By JESSICA BENSTEN
I didn’t know how lucky I was to have a normal first pregnancy.
When I found out I was pregnant with my second child, I just assumed it would go well. I made sure I ate my fruits and vegetables, eliminated caffeine and took my vitamins. But for some reason, something was always just “off” about my second pregnancy. I felt less energetic, overall unwell and more anxious.
When my blood pressure went up around 20 weeks, I didn’t really think a lot about it. The doctor put me on medicine and followed me more closely.
But something had already started in my body that no one could stop.
Once the protein showed up in my urine, things went downhill fast. The swelling began, my platelet count crashed and my blood pressure skyrocketed. I was hospitalized at 24 weeks with severe preeclampsia and six very traumatic, stressful days later, my second child was forced silently into the world. Way too soon.

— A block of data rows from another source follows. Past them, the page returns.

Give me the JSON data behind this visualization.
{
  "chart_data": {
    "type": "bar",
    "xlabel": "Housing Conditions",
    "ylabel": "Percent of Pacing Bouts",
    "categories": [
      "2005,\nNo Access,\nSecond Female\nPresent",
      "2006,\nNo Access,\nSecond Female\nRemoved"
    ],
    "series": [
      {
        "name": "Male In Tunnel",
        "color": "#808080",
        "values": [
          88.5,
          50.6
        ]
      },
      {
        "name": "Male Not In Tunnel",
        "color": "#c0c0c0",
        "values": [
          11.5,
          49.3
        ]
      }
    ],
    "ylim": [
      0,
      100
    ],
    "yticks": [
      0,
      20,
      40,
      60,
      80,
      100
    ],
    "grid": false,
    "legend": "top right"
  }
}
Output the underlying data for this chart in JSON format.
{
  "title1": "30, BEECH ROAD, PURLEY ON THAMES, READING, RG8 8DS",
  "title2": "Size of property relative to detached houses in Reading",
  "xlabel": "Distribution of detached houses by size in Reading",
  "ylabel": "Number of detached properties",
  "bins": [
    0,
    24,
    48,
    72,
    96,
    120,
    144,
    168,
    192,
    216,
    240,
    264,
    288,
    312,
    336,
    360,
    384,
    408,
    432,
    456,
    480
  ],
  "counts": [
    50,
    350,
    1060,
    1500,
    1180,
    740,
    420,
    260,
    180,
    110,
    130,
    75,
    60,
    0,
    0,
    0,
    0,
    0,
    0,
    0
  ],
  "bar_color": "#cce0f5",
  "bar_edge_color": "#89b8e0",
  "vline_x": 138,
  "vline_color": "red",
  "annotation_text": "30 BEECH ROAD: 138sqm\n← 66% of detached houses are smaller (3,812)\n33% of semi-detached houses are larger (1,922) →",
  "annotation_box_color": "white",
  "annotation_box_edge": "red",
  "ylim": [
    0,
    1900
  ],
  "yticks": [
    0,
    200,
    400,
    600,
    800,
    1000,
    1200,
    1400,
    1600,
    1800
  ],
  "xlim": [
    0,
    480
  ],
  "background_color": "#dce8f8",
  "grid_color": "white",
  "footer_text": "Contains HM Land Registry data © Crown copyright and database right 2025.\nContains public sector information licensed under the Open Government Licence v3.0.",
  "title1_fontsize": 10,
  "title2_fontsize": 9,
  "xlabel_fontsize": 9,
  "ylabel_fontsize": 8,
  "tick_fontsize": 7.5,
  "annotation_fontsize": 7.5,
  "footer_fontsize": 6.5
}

My husband and I found ourselves back at the children’s hospital. We knew all about pediatric oncology, but we didn’t know a thing about preemies, especially micro preemies. We were shocked at how tiny everything was, especially the precious fingers and toes on our red, transparent… baby? That was our baby?
I speak often on the kid’s issues and rarely talk about mine. No one told me how I would feel. That having a child four months early would send me into mourning for the loss of the pregnancy itself.
In the hospital, every time I heard the music signal a new baby was born, it sounded more like the scary nursery music in a horror movie. I was recovering from a C-section with a baby fighting for her one-pound life in the NICU and hearing other moms give birth to healthy babies. Those stupid, lucky other mothers.
I felt like a failure. I’d had two children; the first got cancer and now the second one was probably going to die because I couldn’t hold up my end of the bargain. I’d brought our whole family back into the world of sickness and worry. The guilt was all-encompassing.